Air wire rope hoists use a grooved drum around which the wire rope is wound in multiple layers (for deep lifts) or a single layer (for most rig applications). Wire rope (typically 6 × 19 or 6 × 36 IWRC, galvanised for corrosion resistance) is more flexible than chain at equivalent load rating, making it better suited for longer lift distances (up to 30 m) and for applications where the load must be guided laterally as well as lifted. For catwalk air hoists handling 6-inch drill collars at 9.1 m length, the load pendulums as it is raised, requiring the rigging team to guide the load to the stabbing position, and wire rope's flexibility accommodates the lateral guidance loads better than chain. Wire rope hoists in WCSB drilling applications are typically rated at 2 to 10 tonne for the catwalk, V-door, and rig floor applications, with rope diameters of 16 to 25 mm and drum capacities of 20 to 50 m of rope storage.

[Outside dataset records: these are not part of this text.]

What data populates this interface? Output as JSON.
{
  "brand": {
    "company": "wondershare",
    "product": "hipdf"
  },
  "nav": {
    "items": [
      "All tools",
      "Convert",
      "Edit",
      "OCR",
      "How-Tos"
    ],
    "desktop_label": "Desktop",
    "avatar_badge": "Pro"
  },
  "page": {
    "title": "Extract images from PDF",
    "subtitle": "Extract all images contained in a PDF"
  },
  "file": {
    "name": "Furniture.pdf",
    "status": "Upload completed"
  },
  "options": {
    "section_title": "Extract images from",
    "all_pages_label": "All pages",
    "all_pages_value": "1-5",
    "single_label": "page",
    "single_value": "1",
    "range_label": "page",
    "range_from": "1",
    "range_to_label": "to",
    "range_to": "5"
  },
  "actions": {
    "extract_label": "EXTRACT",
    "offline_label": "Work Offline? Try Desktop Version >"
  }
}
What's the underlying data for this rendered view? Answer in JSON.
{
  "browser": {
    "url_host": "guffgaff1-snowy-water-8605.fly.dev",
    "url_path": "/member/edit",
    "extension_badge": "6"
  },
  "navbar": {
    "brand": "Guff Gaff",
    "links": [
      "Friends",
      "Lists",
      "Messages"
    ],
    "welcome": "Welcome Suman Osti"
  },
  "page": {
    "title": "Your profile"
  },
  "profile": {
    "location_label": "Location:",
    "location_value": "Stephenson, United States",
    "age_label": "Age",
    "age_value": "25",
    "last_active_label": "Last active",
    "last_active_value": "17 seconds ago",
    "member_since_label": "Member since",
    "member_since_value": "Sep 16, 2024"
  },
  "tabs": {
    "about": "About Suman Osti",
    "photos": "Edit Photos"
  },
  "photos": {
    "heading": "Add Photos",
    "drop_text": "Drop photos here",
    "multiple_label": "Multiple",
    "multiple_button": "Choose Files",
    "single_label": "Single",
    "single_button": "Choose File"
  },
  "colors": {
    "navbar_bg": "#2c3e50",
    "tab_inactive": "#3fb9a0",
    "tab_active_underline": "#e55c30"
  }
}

Compressed Air Supply Requirements and Rig Integration
Air hoists share the rig's compressed air header with pneumatic controls for the BOP accumulator fill, the rotary table pneumatic clutch, the air-powered pipe spinner, and the rig floor air tuggers. Header pressure is typically maintained at 620 to 825 kPa (90 to 120 psi) by dedicated oilfield compressors (separate from air drilling compressors on air drilling rigs). The hoist installation must include a dedicated shut-off valve (lock-out/tag-out capable per CSA Z460), a filter-regulator-lubricator (FRL) assembly to clean and lubricate the air supply, and a pressure gauge at the hoist motor inlet. The FRL lubricator supplies oil mist at 1 to 4 drops per minute to the motor vanes, which is essential for vane wear and corrosion prevention; failure to lubricate results in rapid vane wear and loss of rated torque within 20 to 50 operating hours.
On high-cycle pad drilling operations in the WCSB where air hoists operate nearly continuously during tripping operations, scheduled preventive maintenance intervals are 250 operating hours (monthly on high-cycle rigs) for motor vane inspection, rotor bearing lubrication, and load brake adjustment. Wire rope must be inspected for broken wires at each pre-tour inspection under CSA B167, with replacement required when broken wire count exceeds 6 broken wires in any rope length of 6 times the rope diameter, or when corrosion pitting reduces the rope diameter by more than 10% of nominal. A 19 mm wire rope hoist on a catwalk operating 400 lift cycles per day accumulates approximately 240 hours of motor operating time per month and may reach wire rope replacement intervals of 6 to 9 months under these conditions.